A new book — Challenging Inequities in Health: from ethics to action — draws together all of the GHEI studies into a 21 chapter resource on health equity. This volume provides new perspectives on the concept of health equity, empirical evidence on the scale and nature of health inequities in 13 countries and assessments of relevant policy developments and their implications.
A growing sense that health disparities are widening in many countries sparked the development of the book Challenging Inequities in Health: From Ethics to Action (Ed. Evans, Whitehead, Diderichsen, Bhuiya and Wirth, Oxford University Press 2001). This newly published volume presents 21 chapters worth of cutting edge research and policy analysis to a wide non specialist readership of students, profession-als and decision-makers. It brings together in one volume new perspectives on the conceptual foundations of health equity, empirical evidence on the scale and nature of the inequities in health in twelve countries around the world, and assessments of the associated policy developments and their implications for the future. Above all, the volume takes the position that health equity is a matter of social justice.
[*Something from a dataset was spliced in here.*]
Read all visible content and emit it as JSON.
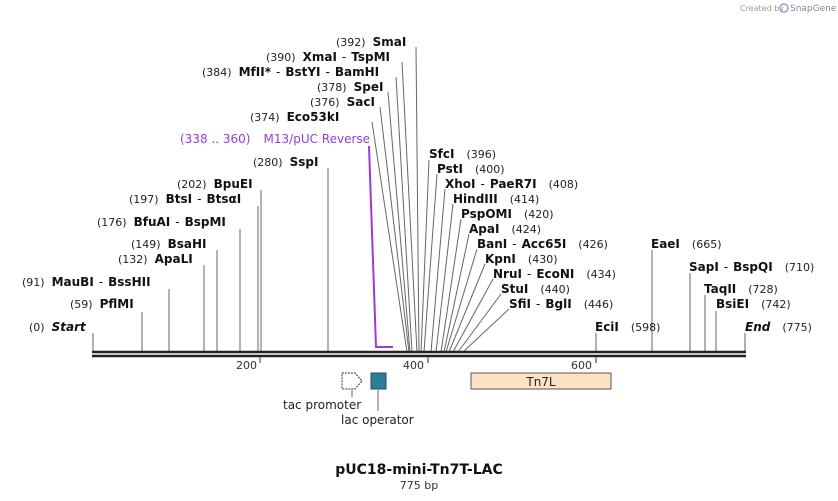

The authors aim to help build global capacity to measure, monitor and interpret developments in health equity at a national and international level. The in depth country analyses draw on epidemiology, demography, economics and other fields to approach health inequalities from several different angles. The topics covered range from adolescent livelihoods in Tanzania to the health burden of indigenous peoples in Mexico, from health equity in Japan to the gender gap in life expectancy in Russia. The book is a unique demonstration of global cooperation in bringing together and giving equal weight to work on health equity carried out in the southern and northern hemispheres.